A coworker started trying to figure out a food alternative for me. She'd planned on pizza for a staff lunch, and I told her I couldn't eat delivery pizza and would just go pick something up for myself. (Pizza isn't on some diabetic no-no list, but it's a tough food that doesn't work out for me.) She immediately said, "Well, what can you eat?"
Enter another complication: my own fear of being an imposition. I'm pretty much never going to say, "Let's get such-and-such food instead of pizza," in a situation like this, so I ventured, "Where are you ordering from? I can look at their online menu and see if they have something like a good salad."
But she had no clue where she'd order the pizza from yet, and really just sought after a more general answer that would basically let her order like, "Hi, random pizza joint I picked about 5 seconds ago? I'd like three pizzas, and do you have any salads? OK, yeah, send a salad."
So I explained, "Well... it's just that I have to know what I'm getting, because I have to know how many carbs are in it."
So she asked again, "Well, what can you eat?" And I think, fine, I'll give you a shot. And I attempted to explain what, to me, has become a subtle and mostly quick process...
"There are a lot of factors, but it helps if it's not both high carb and high fat. It's even better if it's not either." Already her eyes started to glaze, probably from trying to think of convenient foods that are neither high carb or high fat. "But the most important thing is that I know how many carbs are in what I'm eating, so I have to be able to either look up the nutrition or order something simple enough that I can make a really good guess based on the portion size."
Her eyes glazed further, and I knew it was time to stop.
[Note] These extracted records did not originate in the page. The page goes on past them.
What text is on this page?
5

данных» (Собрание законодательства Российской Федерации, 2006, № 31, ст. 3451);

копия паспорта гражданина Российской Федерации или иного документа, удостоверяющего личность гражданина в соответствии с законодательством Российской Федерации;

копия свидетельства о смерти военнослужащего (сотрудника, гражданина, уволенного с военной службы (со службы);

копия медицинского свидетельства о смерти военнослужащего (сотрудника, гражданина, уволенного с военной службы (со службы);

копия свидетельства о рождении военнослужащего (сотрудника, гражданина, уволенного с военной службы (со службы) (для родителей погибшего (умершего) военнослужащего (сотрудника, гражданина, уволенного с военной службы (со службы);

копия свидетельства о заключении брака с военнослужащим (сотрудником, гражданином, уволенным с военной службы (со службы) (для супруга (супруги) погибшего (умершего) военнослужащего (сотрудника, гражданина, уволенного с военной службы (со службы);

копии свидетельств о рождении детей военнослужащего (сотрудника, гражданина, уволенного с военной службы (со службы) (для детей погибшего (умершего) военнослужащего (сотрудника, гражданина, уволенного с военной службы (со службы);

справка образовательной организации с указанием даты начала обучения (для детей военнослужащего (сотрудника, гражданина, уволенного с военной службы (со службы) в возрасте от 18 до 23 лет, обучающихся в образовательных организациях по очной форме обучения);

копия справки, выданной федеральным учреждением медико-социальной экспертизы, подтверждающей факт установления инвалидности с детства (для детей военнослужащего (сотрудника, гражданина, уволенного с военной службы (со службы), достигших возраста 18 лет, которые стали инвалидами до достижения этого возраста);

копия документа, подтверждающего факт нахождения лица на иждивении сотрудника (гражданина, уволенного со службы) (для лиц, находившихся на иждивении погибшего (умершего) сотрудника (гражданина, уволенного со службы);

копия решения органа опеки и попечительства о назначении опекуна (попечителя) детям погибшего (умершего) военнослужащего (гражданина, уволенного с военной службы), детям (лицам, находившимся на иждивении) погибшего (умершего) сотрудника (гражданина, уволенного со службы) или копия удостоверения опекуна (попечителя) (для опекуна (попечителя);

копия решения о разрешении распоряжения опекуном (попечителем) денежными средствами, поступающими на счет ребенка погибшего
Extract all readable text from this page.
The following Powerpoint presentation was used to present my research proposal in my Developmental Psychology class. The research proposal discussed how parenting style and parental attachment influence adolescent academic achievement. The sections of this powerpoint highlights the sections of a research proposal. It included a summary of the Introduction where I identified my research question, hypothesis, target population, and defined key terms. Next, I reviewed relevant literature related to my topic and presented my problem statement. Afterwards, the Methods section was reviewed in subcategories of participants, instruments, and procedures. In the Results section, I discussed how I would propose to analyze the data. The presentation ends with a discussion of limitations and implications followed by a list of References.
She was staring at me across this great gulf of diabetes management that suddenly made me feel rather... separate and different. I don't really expect others to know what my food and insulin involve, but I also didn't expect someone to look utterly at a loss when told the basics. (And, honestly, I also wonder if she thought I was intentionally being difficult.) So I let her off the hook (the hook she'd asked for!) with, "I can eat almost anywhere. If you just tell me where the pizza's coming from, I can pick something else off the menu."
But she backed off of that hook even further with, "Why don't you just go pick something up?" To which I gladly agreed.
The fact that this woman knew I'm diabetic and had eaten meals (which includes testing and bolusing) with me before yet seemed baffled by the simplest explanation of how I choose my food reminded me that, when I was first learning this stuff, I was so impressed by the people with T1 diabetes that I've known; they made all that stuff look so easy! But the truth is that they'd simply incorporated it into their lives. The decisions and calculations that were so new and awkward to me were just a part of their routine, so I had no idea how much went into them. Had they started explaining everything to me (before it applied to me), maybe I'd have glazed over.
As I've said many times, diabetes management is doable. I can do it, and you can do it if you have to (and I know some of you do!). But it's still complicated and difficult, and even those people who make it look easy have a hard time of it once in a while.
(I wonder how my coworker would have reacted if I'd mentioned fast-acting carbs vs. slow-acting. Her head might have exploded right then and there!)